Investing.com – While markets continue to put the possibility of a rate hike by the Federal Reserve (Fed) in March at less than 20%, according to Investing.com’s Fed Rate Monitor Tool, Morgan Stanley suggested that there would be three main events can could likely change expectations in the run up to next month’s meeting.
These experts stated that they don’t expect the Fed to tighten policy in March (in fact, their bets for a first hike are for September) and explained that “core members of the Fed, unlike ahead of the previous two rate hikes, have not yet sent a signal that a rate hike at the ‘next meeting’ is under serious consideration.”
They noted that investors now expect some such signal; although they believe that those expectations will decrease the further the Fed gets into the tightening cycle.

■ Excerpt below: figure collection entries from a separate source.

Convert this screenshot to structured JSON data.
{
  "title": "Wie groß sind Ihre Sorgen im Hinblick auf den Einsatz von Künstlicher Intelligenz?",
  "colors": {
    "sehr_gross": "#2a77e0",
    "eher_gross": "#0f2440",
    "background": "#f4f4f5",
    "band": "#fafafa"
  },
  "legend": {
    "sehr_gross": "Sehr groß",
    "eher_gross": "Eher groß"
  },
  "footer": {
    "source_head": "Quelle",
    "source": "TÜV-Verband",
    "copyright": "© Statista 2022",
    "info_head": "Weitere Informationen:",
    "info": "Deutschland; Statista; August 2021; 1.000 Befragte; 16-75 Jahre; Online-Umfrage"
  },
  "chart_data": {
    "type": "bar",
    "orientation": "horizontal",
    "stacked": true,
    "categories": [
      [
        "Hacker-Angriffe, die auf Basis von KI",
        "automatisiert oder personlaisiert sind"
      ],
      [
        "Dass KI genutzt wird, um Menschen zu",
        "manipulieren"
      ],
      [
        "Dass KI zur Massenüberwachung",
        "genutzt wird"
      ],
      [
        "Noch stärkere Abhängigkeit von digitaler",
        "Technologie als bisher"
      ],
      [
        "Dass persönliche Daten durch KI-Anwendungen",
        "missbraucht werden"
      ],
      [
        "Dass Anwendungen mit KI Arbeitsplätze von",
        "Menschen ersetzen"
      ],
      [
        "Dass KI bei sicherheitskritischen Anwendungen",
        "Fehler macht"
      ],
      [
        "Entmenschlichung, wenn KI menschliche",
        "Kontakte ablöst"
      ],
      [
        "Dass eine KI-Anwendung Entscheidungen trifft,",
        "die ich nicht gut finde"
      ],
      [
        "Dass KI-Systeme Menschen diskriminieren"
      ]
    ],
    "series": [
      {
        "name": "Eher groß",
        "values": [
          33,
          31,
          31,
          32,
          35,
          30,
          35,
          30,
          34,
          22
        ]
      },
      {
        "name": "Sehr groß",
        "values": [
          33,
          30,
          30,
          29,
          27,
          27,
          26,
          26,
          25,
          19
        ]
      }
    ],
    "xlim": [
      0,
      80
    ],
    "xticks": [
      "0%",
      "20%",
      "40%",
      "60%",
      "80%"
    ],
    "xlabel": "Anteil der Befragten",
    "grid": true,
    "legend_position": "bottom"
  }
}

Given that Yellen made no such indication in her semi-annual testimony to Congress last week, these analysts suggested that there will be “three opportunities” for the Fed to provide a clearer indication for a rate hike at the March 14-15 policy meeting:
1. The Fed will release the minutes from its January meeting on Wednesday, February 22.
2. Fed vice chairman Stanley Fischer is scheduled to speak in New York at the Chicago Booth School’s U.S. Monetary Policy Forum on March 3.
3. Fed chair Janet Yellen will also speak on March 3 at The Executives’ Club of Chicago.
“Given the signal for the December 2016 rate hike was included in the minutes of the November 2016 meeting, we will look closely for similar language when the minutes of the last meeting are released on February 22,” these experts said.